The Arab uprisings of 2011 produced stateless chaos in Libya and a civil war in Syria that has killed half a million people and displaced more than ten million.

Egypt has regained a certain degree of stability by returning to the military rule that preceded the 2011 events. Yet Abrams remains convinced that he was right all along, and that the United States should continue to pursue the policy that created the mess in the first place.

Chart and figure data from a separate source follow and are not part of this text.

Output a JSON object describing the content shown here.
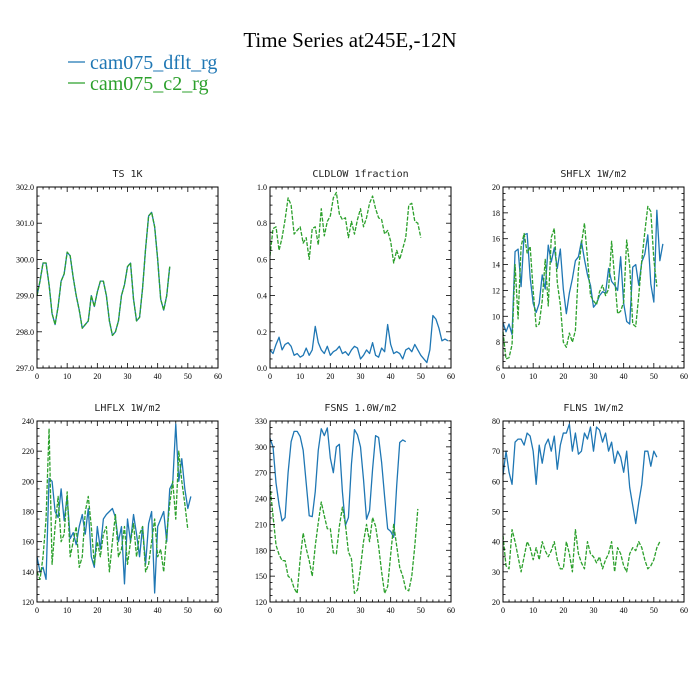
{
  "figure": {
    "title": "Time Series at245E,-12N",
    "legend": [
      {
        "label": "cam075_dflt_rg",
        "color": "#1f77b4"
      },
      {
        "label": "cam075_c2_rg",
        "color": "#2ca02c"
      }
    ]
  },
  "chart_data": [
    {
      "type": "line",
      "title": "TS   1K",
      "xlim": [
        0,
        60
      ],
      "ylim": [
        297.0,
        302.0
      ],
      "xticks": [
        0,
        10,
        20,
        30,
        40,
        50,
        60
      ],
      "yticks": [
        297.0,
        298.0,
        299.0,
        300.0,
        301.0,
        302.0
      ],
      "ytick_labels": [
        "297.0",
        "298.0",
        "299.0",
        "300.0",
        "301.0",
        "302.0"
      ],
      "series": [
        {
          "name": "cam075_dflt_rg",
          "color": "#1f77b4",
          "dashed": false,
          "values": [
            299.0,
            299.4,
            299.9,
            299.9,
            299.3,
            298.5,
            298.2,
            298.7,
            299.4,
            299.6,
            300.2,
            300.1,
            299.5,
            299.0,
            298.6,
            298.1,
            298.2,
            298.3,
            299.0,
            298.7,
            299.1,
            299.4,
            299.4,
            299.0,
            298.3,
            297.9,
            298.0,
            298.3,
            299.0,
            299.3,
            299.8,
            299.9,
            298.9,
            298.3,
            298.4,
            299.2,
            300.3,
            301.2,
            301.3,
            300.9,
            300.0,
            298.9,
            298.6,
            299.0,
            299.8
          ]
        },
        {
          "name": "cam075_c2_rg",
          "color": "#2ca02c",
          "dashed": true,
          "values": [
            299.0,
            299.4,
            299.9,
            299.9,
            299.3,
            298.5,
            298.2,
            298.7,
            299.4,
            299.6,
            300.2,
            300.1,
            299.5,
            299.0,
            298.6,
            298.1,
            298.2,
            298.3,
            299.0,
            298.7,
            299.1,
            299.4,
            299.4,
            299.0,
            298.3,
            297.9,
            298.0,
            298.3,
            299.0,
            299.3,
            299.8,
            299.9,
            298.9,
            298.3,
            298.4,
            299.2,
            300.3,
            301.2,
            301.3,
            300.9,
            300.0,
            298.9,
            298.6,
            299.0,
            299.8
          ]
        }
      ]
    },
    {
      "type": "line",
      "title": "CLDLOW   1fraction",
      "xlim": [
        0,
        60
      ],
      "ylim": [
        0.0,
        1.0
      ],
      "xticks": [
        0,
        10,
        20,
        30,
        40,
        50,
        60
      ],
      "yticks": [
        0.0,
        0.2,
        0.4,
        0.6,
        0.8,
        1.0
      ],
      "ytick_labels": [
        "0.0",
        "0.2",
        "0.4",
        "0.6",
        "0.8",
        "1.0"
      ],
      "series": [
        {
          "name": "cam075_dflt_rg",
          "color": "#1f77b4",
          "dashed": false,
          "values": [
            0.1,
            0.08,
            0.13,
            0.17,
            0.1,
            0.13,
            0.14,
            0.12,
            0.07,
            0.08,
            0.06,
            0.07,
            0.11,
            0.07,
            0.1,
            0.23,
            0.14,
            0.1,
            0.08,
            0.12,
            0.07,
            0.09,
            0.1,
            0.12,
            0.08,
            0.09,
            0.07,
            0.1,
            0.12,
            0.11,
            0.05,
            0.07,
            0.1,
            0.08,
            0.14,
            0.07,
            0.06,
            0.11,
            0.09,
            0.24,
            0.13,
            0.08,
            0.09,
            0.08,
            0.05,
            0.1,
            0.11,
            0.09,
            0.13,
            0.1,
            0.07,
            0.05,
            0.03,
            0.1,
            0.29,
            0.27,
            0.22,
            0.15,
            0.16,
            0.15
          ]
        },
        {
          "name": "cam075_c2_rg",
          "color": "#2ca02c",
          "dashed": true,
          "values": [
            0.62,
            0.77,
            0.78,
            0.65,
            0.72,
            0.82,
            0.94,
            0.9,
            0.74,
            0.76,
            0.78,
            0.69,
            0.72,
            0.6,
            0.77,
            0.78,
            0.68,
            0.88,
            0.73,
            0.81,
            0.84,
            0.94,
            0.97,
            0.85,
            0.82,
            0.83,
            0.72,
            0.81,
            0.74,
            0.82,
            0.88,
            0.78,
            0.83,
            0.91,
            0.95,
            0.88,
            0.83,
            0.82,
            0.74,
            0.76,
            0.7,
            0.58,
            0.65,
            0.6,
            0.66,
            0.72,
            0.9,
            0.91,
            0.81,
            0.8,
            0.72
          ]
        }
      ]
    },
    {
      "type": "line",
      "title": "SHFLX   1W/m2",
      "xlim": [
        0,
        60
      ],
      "ylim": [
        6,
        20
      ],
      "xticks": [
        0,
        10,
        20,
        30,
        40,
        50,
        60
      ],
      "yticks": [
        6,
        8,
        10,
        12,
        14,
        16,
        18,
        20
      ],
      "ytick_labels": [
        "6",
        "8",
        "10",
        "12",
        "14",
        "16",
        "18",
        "20"
      ],
      "series": [
        {
          "name": "cam075_dflt_rg",
          "color": "#1f77b4",
          "dashed": false,
          "values": [
            9.5,
            8.8,
            9.4,
            8.6,
            15.0,
            15.2,
            12.3,
            16.3,
            16.4,
            13.0,
            11.0,
            10.3,
            11.0,
            13.2,
            12.1,
            15.5,
            14.2,
            15.3,
            13.7,
            15.2,
            12.1,
            10.2,
            11.8,
            12.9,
            14.3,
            14.6,
            15.8,
            14.4,
            13.2,
            12.4,
            10.7,
            11.0,
            11.6,
            11.9,
            11.8,
            13.7,
            12.7,
            12.4,
            12.0,
            14.6,
            11.0,
            9.6,
            9.4,
            13.8,
            14.0,
            12.4,
            14.2,
            14.8,
            16.3,
            12.5,
            11.1,
            18.2,
            14.3,
            15.6
          ]
        },
        {
          "name": "cam075_c2_rg",
          "color": "#2ca02c",
          "dashed": true,
          "values": [
            8.8,
            6.7,
            6.8,
            7.8,
            14.0,
            9.8,
            15.4,
            16.4,
            14.9,
            15.4,
            12.0,
            9.2,
            9.4,
            11.2,
            14.4,
            10.8,
            16.1,
            16.8,
            12.6,
            10.9,
            8.0,
            7.6,
            8.7,
            8.0,
            8.9,
            13.6,
            15.6,
            17.2,
            14.5,
            11.6,
            11.2,
            10.9,
            11.9,
            12.4,
            11.6,
            12.1,
            15.8,
            13.0,
            10.2,
            10.4,
            11.1,
            15.9,
            13.9,
            9.4,
            9.2,
            11.6,
            14.3,
            16.5,
            18.5,
            18.1,
            14.4,
            12.3
          ]
        }
      ]
    },
    {
      "type": "line",
      "title": "LHFLX   1W/m2",
      "xlim": [
        0,
        60
      ],
      "ylim": [
        120,
        240
      ],
      "xticks": [
        0,
        10,
        20,
        30,
        40,
        50,
        60
      ],
      "yticks": [
        120,
        140,
        160,
        180,
        200,
        220,
        240
      ],
      "ytick_labels": [
        "120",
        "140",
        "160",
        "180",
        "200",
        "220",
        "240"
      ],
      "series": [
        {
          "name": "cam075_dflt_rg",
          "color": "#1f77b4",
          "dashed": false,
          "values": [
            150,
            140,
            143,
            135,
            202,
            200,
            180,
            176,
            195,
            174,
            190,
            162,
            166,
            158,
            170,
            178,
            165,
            182,
            150,
            143,
            170,
            155,
            175,
            178,
            180,
            182,
            176,
            160,
            170,
            132,
            175,
            160,
            178,
            165,
            150,
            170,
            145,
            172,
            180,
            126,
            170,
            175,
            180,
            160,
            195,
            199,
            238,
            200,
            215,
            195,
            182,
            190
          ]
        },
        {
          "name": "cam075_c2_rg",
          "color": "#2ca02c",
          "dashed": true,
          "values": [
            140,
            135,
            150,
            175,
            235,
            145,
            170,
            190,
            160,
            165,
            193,
            150,
            160,
            170,
            143,
            150,
            180,
            190,
            170,
            145,
            160,
            150,
            165,
            170,
            140,
            160,
            178,
            150,
            155,
            170,
            145,
            160,
            172,
            150,
            165,
            170,
            140,
            145,
            160,
            175,
            150,
            155,
            140,
            165,
            185,
            200,
            175,
            220,
            200,
            185,
            168
          ]
        }
      ]
    },
    {
      "type": "line",
      "title": "FSNS   1.0W/m2",
      "xlim": [
        0,
        60
      ],
      "ylim": [
        120,
        330
      ],
      "xticks": [
        0,
        10,
        20,
        30,
        40,
        50,
        60
      ],
      "yticks": [
        120,
        150,
        180,
        210,
        240,
        270,
        300,
        330
      ],
      "ytick_labels": [
        "120",
        "150",
        "180",
        "210",
        "240",
        "270",
        "300",
        "330"
      ],
      "series": [
        {
          "name": "cam075_dflt_rg",
          "color": "#1f77b4",
          "dashed": false,
          "values": [
            310,
            300,
            258,
            233,
            214,
            218,
            270,
            306,
            318,
            318,
            312,
            296,
            258,
            220,
            219,
            248,
            296,
            321,
            313,
            322,
            287,
            270,
            300,
            303,
            248,
            209,
            218,
            280,
            320,
            314,
            300,
            262,
            216,
            226,
            274,
            313,
            311,
            282,
            242,
            205,
            202,
            195,
            255,
            305,
            308,
            306
          ]
        },
        {
          "name": "cam075_c2_rg",
          "color": "#2ca02c",
          "dashed": true,
          "values": [
            255,
            220,
            186,
            175,
            168,
            168,
            150,
            147,
            136,
            130,
            170,
            200,
            182,
            168,
            150,
            185,
            212,
            236,
            220,
            205,
            205,
            177,
            176,
            208,
            230,
            210,
            178,
            170,
            130,
            134,
            160,
            190,
            210,
            190,
            218,
            208,
            185,
            155,
            130,
            138,
            175,
            210,
            185,
            160,
            150,
            135,
            133,
            150,
            185,
            228
          ]
        }
      ]
    },
    {
      "type": "line",
      "title": "FLNS   1W/m2",
      "xlim": [
        0,
        60
      ],
      "ylim": [
        20,
        80
      ],
      "xticks": [
        0,
        10,
        20,
        30,
        40,
        50,
        60
      ],
      "yticks": [
        20,
        30,
        40,
        50,
        60,
        70,
        80
      ],
      "ytick_labels": [
        "20",
        "30",
        "40",
        "50",
        "60",
        "70",
        "80"
      ],
      "series": [
        {
          "name": "cam075_dflt_rg",
          "color": "#1f77b4",
          "dashed": false,
          "values": [
            62,
            70,
            63,
            59,
            73,
            74,
            74,
            72,
            76,
            75,
            70,
            59,
            72,
            66,
            72,
            74,
            70,
            75,
            64,
            72,
            76,
            76,
            79,
            70,
            76,
            69,
            70,
            76,
            74,
            78,
            70,
            78,
            77,
            73,
            76,
            70,
            73,
            66,
            70,
            68,
            63,
            70,
            58,
            52,
            46,
            53,
            59,
            70,
            70,
            65,
            70,
            68
          ]
        },
        {
          "name": "cam075_c2_rg",
          "color": "#2ca02c",
          "dashed": true,
          "values": [
            42,
            32,
            31,
            44,
            40,
            35,
            30,
            35,
            40,
            38,
            34,
            38,
            34,
            40,
            37,
            35,
            37,
            40,
            34,
            31,
            31,
            40,
            36,
            30,
            44,
            36,
            33,
            31,
            40,
            36,
            35,
            33,
            35,
            31,
            34,
            36,
            40,
            30,
            38,
            36,
            32,
            30,
            36,
            38,
            37,
            40,
            38,
            34,
            31,
            32,
            34,
            38,
            40
          ]
        }
      ]
    }
  ]
}
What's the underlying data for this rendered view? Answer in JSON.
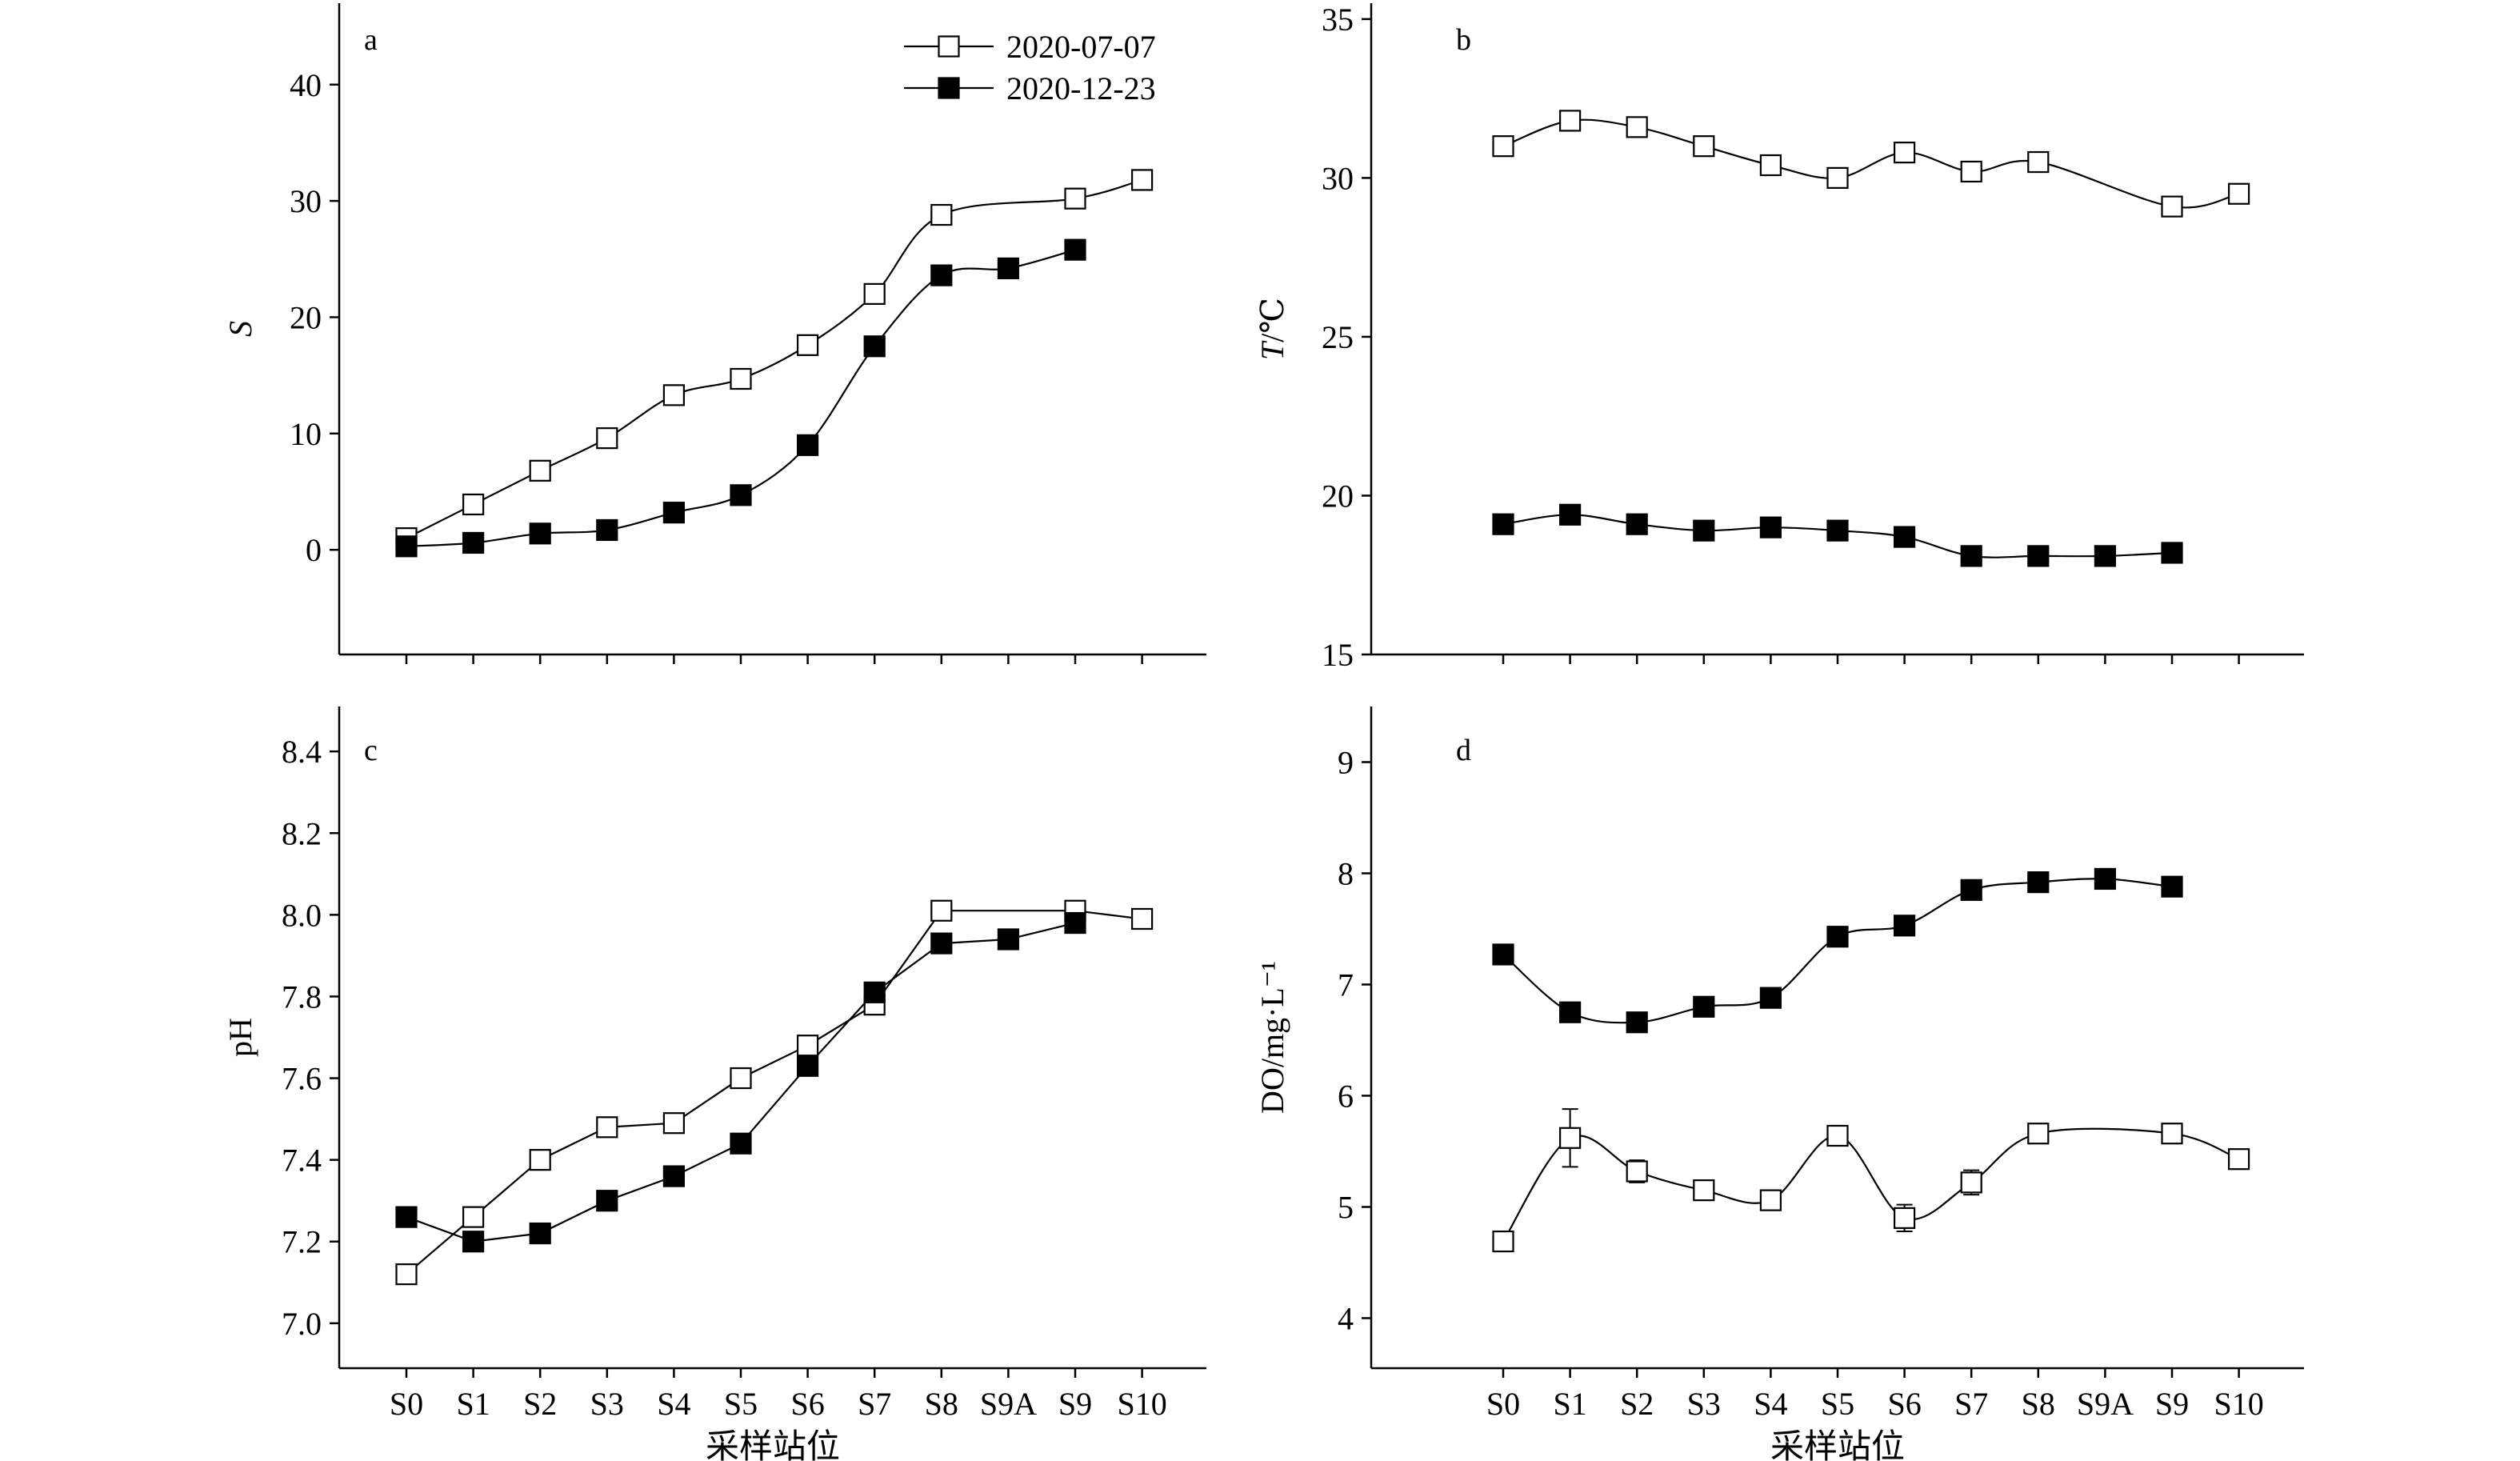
{
  "figure": {
    "xlabel": "采样站位",
    "legend": [
      {
        "name": "2020-07-07",
        "marker": "open-square"
      },
      {
        "name": "2020-12-23",
        "marker": "filled-square"
      }
    ]
  },
  "chart_data": [
    {
      "panel": "a",
      "type": "line",
      "categories": [
        "S0",
        "S1",
        "S2",
        "S3",
        "S4",
        "S5",
        "S6",
        "S7",
        "S8",
        "S9A",
        "S9",
        "S10"
      ],
      "ylabel_italic": "S",
      "ylabel_rest": "",
      "ylim": [
        -9,
        47
      ],
      "yticks": [
        0,
        10,
        20,
        30,
        40
      ],
      "ytick_labels": [
        "0",
        "10",
        "20",
        "30",
        "40"
      ],
      "show_xticklabels": false,
      "show_xlabel": false,
      "show_legend": true,
      "legend_position": "top-right",
      "smooth": true,
      "series": [
        {
          "name": "2020-07-07",
          "marker": "open",
          "values": [
            1.0,
            3.9,
            6.8,
            9.6,
            13.3,
            14.7,
            17.6,
            22.0,
            28.8,
            null,
            30.2,
            31.8
          ]
        },
        {
          "name": "2020-12-23",
          "marker": "filled",
          "values": [
            0.3,
            0.6,
            1.4,
            1.7,
            3.2,
            4.7,
            9.0,
            17.5,
            23.6,
            24.2,
            25.8,
            null
          ]
        }
      ]
    },
    {
      "panel": "b",
      "type": "line",
      "categories": [
        "S0",
        "S1",
        "S2",
        "S3",
        "S4",
        "S5",
        "S6",
        "S7",
        "S8",
        "S9A",
        "S9",
        "S10"
      ],
      "ylabel_italic": "T",
      "ylabel_rest": "/℃",
      "ylim": [
        15,
        35.5
      ],
      "yticks": [
        15,
        20,
        25,
        30,
        35
      ],
      "ytick_labels": [
        "15",
        "20",
        "25",
        "30",
        "35"
      ],
      "show_xticklabels": false,
      "show_xlabel": false,
      "show_legend": false,
      "smooth": true,
      "series": [
        {
          "name": "2020-07-07",
          "marker": "open",
          "values": [
            31.0,
            31.8,
            31.6,
            31.0,
            30.4,
            30.0,
            30.8,
            30.2,
            30.5,
            null,
            29.1,
            29.5
          ]
        },
        {
          "name": "2020-12-23",
          "marker": "filled",
          "values": [
            19.1,
            19.4,
            19.1,
            18.9,
            19.0,
            18.9,
            18.7,
            18.1,
            18.1,
            18.1,
            18.2,
            null
          ]
        }
      ]
    },
    {
      "panel": "c",
      "type": "line",
      "categories": [
        "S0",
        "S1",
        "S2",
        "S3",
        "S4",
        "S5",
        "S6",
        "S7",
        "S8",
        "S9A",
        "S9",
        "S10"
      ],
      "ylabel_italic": "",
      "ylabel_rest": "pH",
      "ylim": [
        6.89,
        8.51
      ],
      "yticks": [
        7.0,
        7.2,
        7.4,
        7.6,
        7.8,
        8.0,
        8.2,
        8.4
      ],
      "ytick_labels": [
        "7.0",
        "7.2",
        "7.4",
        "7.6",
        "7.8",
        "8.0",
        "8.2",
        "8.4"
      ],
      "show_xticklabels": true,
      "show_xlabel": true,
      "show_legend": false,
      "smooth": false,
      "series": [
        {
          "name": "2020-07-07",
          "marker": "open",
          "values": [
            7.12,
            7.26,
            7.4,
            7.48,
            7.49,
            7.6,
            7.68,
            7.78,
            8.01,
            null,
            8.01,
            7.99
          ]
        },
        {
          "name": "2020-12-23",
          "marker": "filled",
          "values": [
            7.26,
            7.2,
            7.22,
            7.3,
            7.36,
            7.44,
            7.63,
            7.81,
            7.93,
            7.94,
            7.98,
            null
          ]
        }
      ]
    },
    {
      "panel": "d",
      "type": "line",
      "categories": [
        "S0",
        "S1",
        "S2",
        "S3",
        "S4",
        "S5",
        "S6",
        "S7",
        "S8",
        "S9A",
        "S9",
        "S10"
      ],
      "ylabel_italic": "",
      "ylabel_rest": "DO/mg·L⁻¹",
      "ylim": [
        3.55,
        9.5
      ],
      "yticks": [
        4,
        5,
        6,
        7,
        8,
        9
      ],
      "ytick_labels": [
        "4",
        "5",
        "6",
        "7",
        "8",
        "9"
      ],
      "show_xticklabels": true,
      "show_xlabel": true,
      "show_legend": false,
      "smooth": true,
      "series": [
        {
          "name": "2020-07-07",
          "marker": "open",
          "values": [
            4.69,
            5.62,
            5.32,
            5.15,
            5.06,
            5.64,
            4.9,
            5.22,
            5.66,
            null,
            5.66,
            5.43
          ],
          "errors": [
            0,
            0.26,
            0.1,
            0,
            0.08,
            0,
            0.12,
            0.11,
            0,
            null,
            0,
            0
          ]
        },
        {
          "name": "2020-12-23",
          "marker": "filled",
          "values": [
            7.27,
            6.75,
            6.66,
            6.8,
            6.88,
            7.43,
            7.53,
            7.85,
            7.92,
            7.95,
            7.88,
            null
          ]
        }
      ]
    }
  ]
}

It is remarkable given this background that Abrams reportedly is under consideration for the number two job at the State Department.

The likely explanation is that Rex Tillerson, the new secretary of State, is looking for a deputy with the diplomatic experience he lacks and has few good choices. The trouble is that the credentialed candidates all have the wrong sort of experience. Former UN Ambassador John Bolton served Bush 43 and supported the Iraq War. There is a difference, to be sure: Bolton learned from the Bush administration’s mistakes and supported Trump. Diplomacy is not a technical skill like drilling for hydrocarbons: it is the pursuit of policy goals that are motivated by a vision of the world, and Abrams’ vision of the world was and remains (as of Dec. 13, 2016) lunatic.

Tillerson needs strong deputies, to be sure. He stumbled at his confirmation hearings by claiming that the United States could deny China access to reefs in the South China Sea to which China already has access as well as the capacity to secure. Evidently he was poorly briefed in an area in which he did not have (and could not be expected to have) expertise.


The Trump administration’s off-the-cuff diplomacy during its first two weeks out of the gate has been sloppy, to be sure. There is a lot to criticize (and I have not hesitated to criticize some of the obvious missteps). Bringing the Bush Utopians back into the picture, though, would be a cure far worse than the disease. During the campaign, Abrams made clear that he would rather see his party fail than see Donald Trump succeed. Inside the administration, Abrams would have the opportunity to make this happen. Arsonists may have great experience with fires, but that doesn’t qualify them to become the captain of the fire brigade.